Venons maintenant à Silvio Pellico. « Un jour, ayant lu qu’il faut prier sans cesse et que la véritable prière ne consiste pas à marmotter beaucoup de paroles à la façon des payens, mais à adorer Dieu avec simplicité, tant en paroles qu’en actions, et à faire que les unes et les autres soient l’accomplissement de sa sainte volonté, je me proposai de commencer sérieusement cette incessante prière de toutes les heures, à savoir de ne plus me permettre même une seule pensée qui ne fût inspirée par le désir de me conformer aux décrets de Dieu… Je me prosternai à terre, et avec une ferveur que je ne m’étais jamais sentie j’adressai à Dieu cette courte prière : mon Dieu, j’accepte tout de ta main ; mais prodigue ta force aux cœurs à qui j’étais nécessaire, que je cesse de leur être tel, et que la vie d’aucun d’eux ne s’abrège pour cela d’un seul jour. Ô bienfait de la prière ! je restai plusieurs heures l’âme élevée à Dieu, et ma confiance croissait à mesure que je méditais sur la bonté divine, à mesure que je méditais sur la grandeur de l’âme humaine quand elle échappe à l’égoïsme et s’interdit toute autre Sagesse. » (Mes Prisons, tome I, pag. 67 et 123.)

Ce serait un phénomène inexplicable qu’une âme pénétrée de respect et d’amour pour le Christianisme n’en parlât pas avec le transport qu’elle éprouve. Ah ! c’est alors que la bouche parle de l’abondance du cœur, et que les convictions se manifestent de la manière la moins équivoque. Robinson Crusoé en est la preuve la plus sensible. Soyons attentifs à cet éloge court et substantiel des bienfaits du christianisme. « Preuve nouvelle de ce que j’ai souvent observé, que la religion chrétienne, partout où elle est reçue, civilise toujours les hommes et réforme leurs mœurs, qu’elle opère ou non leur sanctification. » (Tome II, page 358.)

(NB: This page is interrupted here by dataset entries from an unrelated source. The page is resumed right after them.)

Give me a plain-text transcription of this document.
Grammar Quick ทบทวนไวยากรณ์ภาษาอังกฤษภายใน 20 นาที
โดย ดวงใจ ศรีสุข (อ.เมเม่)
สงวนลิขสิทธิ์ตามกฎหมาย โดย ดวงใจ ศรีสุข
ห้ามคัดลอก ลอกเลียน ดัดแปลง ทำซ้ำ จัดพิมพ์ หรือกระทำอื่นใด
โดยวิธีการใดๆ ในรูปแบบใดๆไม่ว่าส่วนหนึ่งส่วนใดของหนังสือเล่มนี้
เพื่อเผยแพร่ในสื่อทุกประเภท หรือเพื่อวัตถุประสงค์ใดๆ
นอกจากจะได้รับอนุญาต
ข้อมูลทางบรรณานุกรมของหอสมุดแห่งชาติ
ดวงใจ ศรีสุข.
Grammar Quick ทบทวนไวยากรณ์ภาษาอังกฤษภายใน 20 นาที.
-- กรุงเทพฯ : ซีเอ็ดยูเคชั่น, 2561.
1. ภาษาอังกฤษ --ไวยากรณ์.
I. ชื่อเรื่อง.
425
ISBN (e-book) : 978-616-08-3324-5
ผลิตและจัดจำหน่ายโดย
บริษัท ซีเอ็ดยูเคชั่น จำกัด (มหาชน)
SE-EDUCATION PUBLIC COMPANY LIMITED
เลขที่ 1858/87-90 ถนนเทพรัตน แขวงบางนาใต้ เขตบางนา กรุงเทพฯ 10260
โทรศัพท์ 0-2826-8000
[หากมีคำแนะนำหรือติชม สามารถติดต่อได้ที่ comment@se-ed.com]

Silvio Pellico ne demeure point en reste à cet égard. « Le Christianisme est philosophique au plus haut degré, et les hommes se débattent en vain pour sortir de son cercle magique, de son cercle divin… Le Christianisme fut et sera toujours la doctrine du bienfait, appuyée sur les principes les plus rationnels, et unie à un culte simple et sage. Le christianisme, source de toute vertu dans la Judée, où il est né, dans le monde payen, où il s’est établi, et dans la barbarie du moyen-âge, qu’il a traversée, ne sera pas moins fécond dans des temps plus éclairés et mieux en harmonie avec lui… Je le louai de cette franchise dont il disait faire profession ; je lui protestai qu’en cela je l’égalerais, et j’ajoutai que, pour lui en donner une preuve, je me faisais fort de me constituer le champion du Christianisme, bien convaincu, disais-je, que si je suis toujours prêt à écouter amicalement toutes vos opinions, vous aurez de votre côté la générosité d’écouter tranquillement les miennes. Cette apologie, je me proposais de la faire peu à peu, et je commençais, en attendant, par une analyse fidèle de l’essence du Christianisme : — Culte de Dieu dépouillé de toute superstition. — Fraternité entre les hommes. — Aspiration perpétuelle à la vertu. — Humilité sans bassesse. — Dignité sans orgueil. — Et pour type un Homme-Dieu ! Quoi de plus philosophique et de plus grand ! » (Mes Prisons, tome 1er, pages 29 et 263.)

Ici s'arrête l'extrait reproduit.